28 Şubat’ı hatırlamak
28 Şubat 1997 tarihi, ordunun verdiği muhtırayla demokratik süreçlere müdahale ettiği tarih olarak biliniyor. Prof. Dr. Nuray Mert, 28 Şubat sürecini ve bu sürecin AKP’yi nasıl oluşturduğunu yorumladı.
Yıllar sonra yıl dönümünde, 28 Şubat’ı bir kez daha gözden geçirelim. Öncelikle, 28 Şubat muhtırası, askeri bürokrasinin demokratik siyaset süreçlerine açık bir müdahalesiydi. Bu muhtıra sonrası yaşananlar, demokratik siyaset açısından utanç verici olaylardı. O dönem koalisyon ortağı Refah Partisi ve Başbakan olan lideri Necmettin Erbakan’ın siyasi görüş ve eylemleri ne kadar tartışmalı olursa olsun, böyle bir müdahalenin laiklik adına meşrulaştırılması söz konusu olmamalıydı.
Nitekim laiklik adına yapılan müdahale sadece hükümetin düşmesi ile sonuçlanmadı, parti kapatma başta olmak üzere demokratik siyasetle bağdaşmayan işleri meşrulaştırmanın gerekçesi oldu. O dönemin anti-demokratik politikalarının en bilinen ve sembolik hale gelen örneği, üniversitelerde başörtüsü yasağı idi. Maalesef, bu müdahale ve ertesinde Refah Partisi’nin kapatılması ve başörtüsü yasağı gibi anti-demokratik adımlar, geniş bir çevre tarafından kabul gördü.
En kötüsü, eski İslamcıların iktidarının otoriter bir rejime dönüşmesi dolayısı ile, bu sürecin ‘iyi, haklı, doğru’ olduğu düşüncesini benimseyenlerin halen mevcut olması. Dahası, benim gibi, o süreçte demokrasi savunusu yapanların halen ‘geleceği görmemek’ ile itham ediliyor olması.
Ben ise, halen tam tersini düşünüyorum, yani AK Parti’nin otoriter bir rejim kurgusunu İslami/muhafazakâr söylemler ile meşrulaştırmasını mümkün kılan en önemli etkenlerden birinin, doksanlı yıllarda yaşanan bu süreç olduğuna inanıyorum.

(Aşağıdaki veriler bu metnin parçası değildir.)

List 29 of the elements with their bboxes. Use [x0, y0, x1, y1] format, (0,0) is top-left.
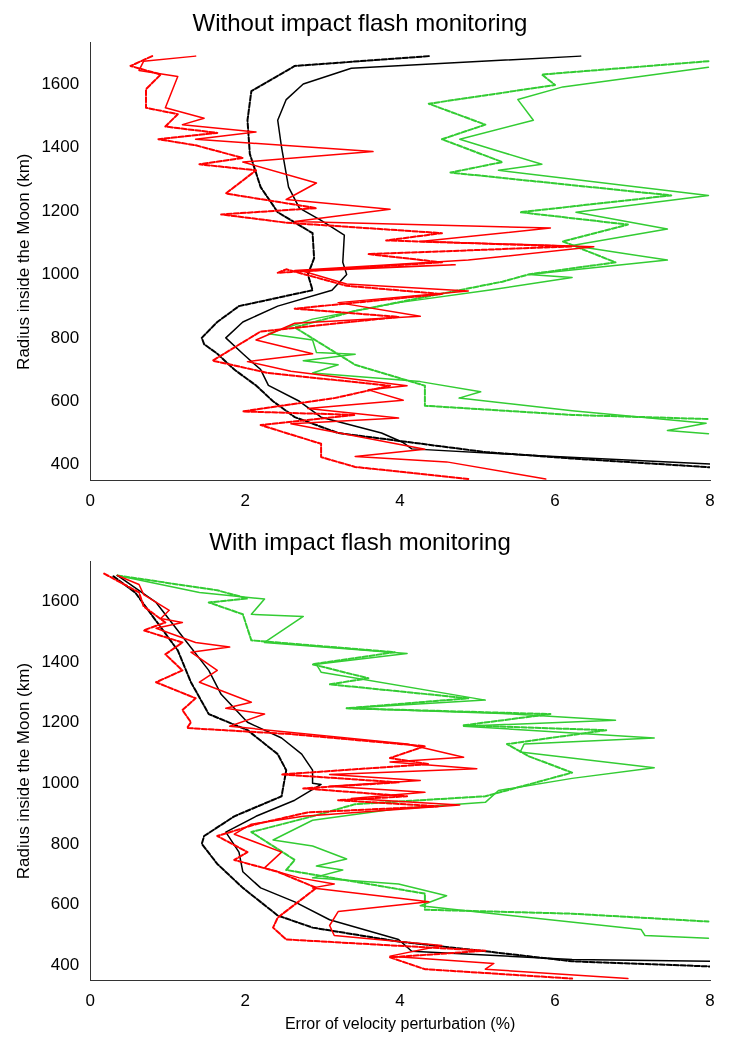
y-tick-label: 1600: [41, 590, 80, 610]
x-tick-label: 4: [395, 991, 405, 1011]
y-tick-label: 600: [50, 894, 80, 914]
y-axis-title: Radius inside the Moon (km): [13, 662, 33, 880]
x-tick-label: 0: [85, 491, 95, 511]
y-tick-label: 1000: [41, 264, 80, 284]
y-tick-label: 1400: [41, 651, 80, 671]
x-tick-label: 0: [85, 991, 95, 1011]
x-tick-label: 2: [240, 491, 250, 511]
y-tick-label: 1400: [41, 137, 80, 157]
y-tick-label: 400: [50, 454, 80, 474]
x-tick-label: 6: [550, 491, 560, 511]
x-tick-label: 4: [395, 491, 405, 511]
y-tick-label: 1200: [41, 712, 80, 732]
y-axis-title: Radius inside the Moon (km): [13, 153, 33, 370]
x-tick-label: 6: [550, 991, 560, 1011]
chart-title: Without impact flash monitoring: [192, 9, 528, 37]
y-tick-label: 1600: [41, 73, 80, 93]
x-tick-label: 2: [240, 991, 250, 1011]
x-axis-title: Error of velocity perturbation (%): [284, 1014, 516, 1032]
x-tick-label: 8: [705, 991, 715, 1011]
chart-title: With impact flash monitoring: [209, 528, 511, 556]
x-tick-label: 8: [705, 491, 715, 511]
y-tick-label: 600: [50, 390, 80, 410]
y-tick-label: 400: [50, 954, 80, 974]
y-tick-label: 800: [50, 833, 80, 853]
y-tick-label: 800: [50, 327, 80, 347]
y-tick-label: 1200: [41, 200, 80, 220]
y-tick-label: 1000: [41, 772, 80, 792]
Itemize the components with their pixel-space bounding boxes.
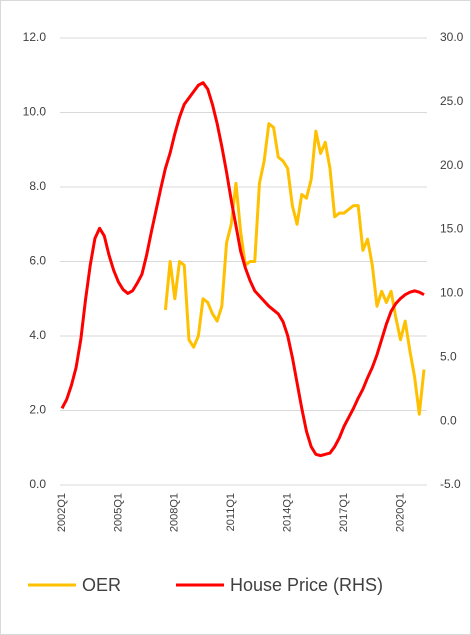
y2-tick-label: 30.0 bbox=[440, 30, 464, 44]
x-tick-label: 2002Q1 bbox=[56, 493, 68, 532]
legend-label: OER bbox=[82, 575, 121, 595]
series-line bbox=[60, 81, 425, 458]
y2-tick-label: -5.0 bbox=[440, 477, 461, 491]
x-tick-label: 2005Q1 bbox=[112, 493, 124, 532]
y-tick-label: 0.0 bbox=[29, 477, 46, 491]
y-tick-label: 2.0 bbox=[29, 403, 46, 417]
y2-tick-label: 5.0 bbox=[440, 349, 457, 363]
y2-tick-label: 15.0 bbox=[440, 222, 464, 236]
y-tick-label: 4.0 bbox=[29, 328, 46, 342]
x-tick-label: 2011Q1 bbox=[225, 493, 237, 531]
x-tick-label: 2020Q1 bbox=[394, 493, 406, 532]
x-tick-label: 2008Q1 bbox=[169, 493, 181, 532]
series-line bbox=[163, 122, 426, 416]
y-tick-label: 12.0 bbox=[23, 30, 47, 44]
y-tick-label: 8.0 bbox=[29, 179, 46, 193]
y2-tick-label: 20.0 bbox=[440, 158, 464, 172]
y2-tick-label: 25.0 bbox=[440, 94, 464, 108]
y2-tick-label: 10.0 bbox=[440, 286, 464, 300]
y-tick-label: 10.0 bbox=[23, 105, 47, 119]
x-tick-label: 2017Q1 bbox=[338, 493, 350, 532]
legend-label: House Price (RHS) bbox=[230, 575, 383, 595]
y2-tick-label: 0.0 bbox=[440, 413, 457, 427]
legend: OER House Price (RHS) bbox=[28, 575, 383, 595]
x-tick-label: 2014Q1 bbox=[282, 493, 294, 532]
y-tick-label: 6.0 bbox=[29, 254, 46, 268]
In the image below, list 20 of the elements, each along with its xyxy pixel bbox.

Nitekim AK Partisi yönetimi halen, muhalefeti bu çerçevede düşmanlaştırabiliyor. Bugünün muhalif çevreleri, bugün gösterdikleri tavrı o gün gösterebilmiş olsalar, AK Partisi’nin 28 Şubat, başörtüsü ve genelde din konusunu, bu denli siyasi ranta dönüştürmesi mümkün olmazdı.

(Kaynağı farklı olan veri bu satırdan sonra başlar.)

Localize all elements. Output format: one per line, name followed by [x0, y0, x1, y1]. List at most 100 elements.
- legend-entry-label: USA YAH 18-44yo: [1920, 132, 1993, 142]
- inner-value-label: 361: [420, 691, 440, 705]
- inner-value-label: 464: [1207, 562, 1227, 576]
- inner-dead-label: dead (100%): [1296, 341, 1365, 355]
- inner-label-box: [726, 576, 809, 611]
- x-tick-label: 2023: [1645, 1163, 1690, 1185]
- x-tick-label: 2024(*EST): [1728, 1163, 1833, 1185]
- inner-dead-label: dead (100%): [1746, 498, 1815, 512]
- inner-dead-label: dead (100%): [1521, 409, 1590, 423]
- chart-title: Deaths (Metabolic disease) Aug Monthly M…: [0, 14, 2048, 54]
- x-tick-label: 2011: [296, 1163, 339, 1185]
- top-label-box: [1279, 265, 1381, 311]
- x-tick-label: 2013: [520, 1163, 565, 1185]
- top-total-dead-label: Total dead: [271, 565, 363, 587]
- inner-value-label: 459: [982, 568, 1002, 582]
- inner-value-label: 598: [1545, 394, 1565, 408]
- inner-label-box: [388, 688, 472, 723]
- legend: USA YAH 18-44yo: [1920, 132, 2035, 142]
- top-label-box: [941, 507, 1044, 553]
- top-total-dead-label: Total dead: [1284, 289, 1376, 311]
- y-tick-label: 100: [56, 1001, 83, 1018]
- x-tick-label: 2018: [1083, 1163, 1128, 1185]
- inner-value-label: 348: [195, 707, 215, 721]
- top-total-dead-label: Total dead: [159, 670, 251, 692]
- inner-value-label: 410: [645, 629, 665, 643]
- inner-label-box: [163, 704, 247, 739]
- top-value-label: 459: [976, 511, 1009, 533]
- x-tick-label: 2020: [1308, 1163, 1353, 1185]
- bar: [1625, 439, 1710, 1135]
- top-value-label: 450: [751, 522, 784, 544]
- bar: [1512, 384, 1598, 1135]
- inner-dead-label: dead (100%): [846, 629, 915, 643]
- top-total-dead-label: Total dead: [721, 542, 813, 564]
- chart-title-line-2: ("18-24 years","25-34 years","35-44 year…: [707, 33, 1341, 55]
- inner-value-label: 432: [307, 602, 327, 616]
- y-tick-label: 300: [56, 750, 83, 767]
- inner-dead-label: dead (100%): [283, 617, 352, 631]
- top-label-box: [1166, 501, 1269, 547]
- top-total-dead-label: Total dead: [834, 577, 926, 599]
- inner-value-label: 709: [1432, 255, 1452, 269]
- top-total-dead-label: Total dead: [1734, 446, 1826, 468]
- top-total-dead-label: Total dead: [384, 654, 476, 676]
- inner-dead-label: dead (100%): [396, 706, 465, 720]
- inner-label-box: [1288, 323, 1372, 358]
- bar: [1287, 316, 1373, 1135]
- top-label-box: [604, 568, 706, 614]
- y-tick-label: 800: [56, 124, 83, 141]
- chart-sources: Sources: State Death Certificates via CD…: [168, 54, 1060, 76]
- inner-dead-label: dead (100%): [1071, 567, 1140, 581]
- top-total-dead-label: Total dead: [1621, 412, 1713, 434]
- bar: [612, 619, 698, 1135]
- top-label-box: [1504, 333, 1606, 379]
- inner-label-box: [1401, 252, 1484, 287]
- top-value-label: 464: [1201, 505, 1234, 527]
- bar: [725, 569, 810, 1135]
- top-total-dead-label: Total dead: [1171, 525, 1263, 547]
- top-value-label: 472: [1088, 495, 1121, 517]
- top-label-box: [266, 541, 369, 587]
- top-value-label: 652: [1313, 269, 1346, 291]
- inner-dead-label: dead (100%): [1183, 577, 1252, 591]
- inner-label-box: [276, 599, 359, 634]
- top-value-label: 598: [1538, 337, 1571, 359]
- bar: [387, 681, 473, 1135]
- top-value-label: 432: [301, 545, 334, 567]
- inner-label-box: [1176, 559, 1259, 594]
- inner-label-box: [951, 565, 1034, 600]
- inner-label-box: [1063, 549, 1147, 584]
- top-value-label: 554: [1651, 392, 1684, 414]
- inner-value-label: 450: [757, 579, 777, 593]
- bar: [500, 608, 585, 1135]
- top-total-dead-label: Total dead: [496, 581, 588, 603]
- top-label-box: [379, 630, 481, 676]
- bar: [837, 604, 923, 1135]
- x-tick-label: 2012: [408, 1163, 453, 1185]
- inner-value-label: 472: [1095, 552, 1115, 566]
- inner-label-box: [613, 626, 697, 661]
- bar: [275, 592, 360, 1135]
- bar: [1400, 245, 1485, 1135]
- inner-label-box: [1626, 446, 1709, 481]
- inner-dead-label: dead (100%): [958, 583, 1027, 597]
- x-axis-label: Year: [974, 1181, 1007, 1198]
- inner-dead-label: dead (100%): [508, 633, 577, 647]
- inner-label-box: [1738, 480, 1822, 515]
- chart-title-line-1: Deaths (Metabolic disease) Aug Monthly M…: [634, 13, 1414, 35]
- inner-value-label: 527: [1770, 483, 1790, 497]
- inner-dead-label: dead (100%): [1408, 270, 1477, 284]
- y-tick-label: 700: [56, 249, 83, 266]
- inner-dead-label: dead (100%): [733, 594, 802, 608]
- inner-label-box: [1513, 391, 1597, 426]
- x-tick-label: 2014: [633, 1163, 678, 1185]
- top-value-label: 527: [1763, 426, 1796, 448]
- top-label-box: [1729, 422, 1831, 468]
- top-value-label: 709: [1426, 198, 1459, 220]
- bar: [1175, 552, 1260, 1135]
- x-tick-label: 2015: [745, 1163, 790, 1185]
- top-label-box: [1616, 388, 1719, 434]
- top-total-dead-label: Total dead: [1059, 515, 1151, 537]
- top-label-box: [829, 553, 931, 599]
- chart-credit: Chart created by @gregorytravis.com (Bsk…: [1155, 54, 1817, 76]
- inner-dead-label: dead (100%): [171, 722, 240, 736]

Bu arada, konu sadece ana muhalefet partisi CHP değil, o günlerde, başörtüsü yasağı konusunda en özgürlükçü sol çevrelerin bile yakın zamana kadar hiç de demokratik bir tavır sergilemediğini biliyoruz. Özgürlük ve Demokrasi Partisi’nin iki binli yılların başında Kadıköy’de düzenlediği ‘Bir arada Yaşamak’ mitinginde, parti başkanının konuşmasında ‘hizmet alan/hizmet veren’ ayrımından söz ettiğini hatırlıyorum.
Ancak, bu arada hatırlamak gereken başka bir gerçek, 28 Şubat zihniyetinde yazıp çizenlerin bir kısmının sonradan baş demokrat kesilebilmiş ve en önemlisi bu arada AK Partisi saflarına geçebilmiş olmalarıdır. Kimseyi geçmişinden dolayı itham etmek istemem; asıl vurgulamak istediğim husus, AK Partisi ve destekçilerinin 28 Şubat’ın içini tamamıyla boşaltmış olması. Bu çevrenin nezdinde kıstas, geçmişte demokratik tavır takınmış olup olmamak değil, bugün AK Partisine destek verip vermemek. Tam da bu nedenle, mevcut iktidar, o zamanlar demokrasi adına din ve vicdan özgürlüğü savunusu yapanları iktidara muhalif oldukları için düşman ilan edebiliyor.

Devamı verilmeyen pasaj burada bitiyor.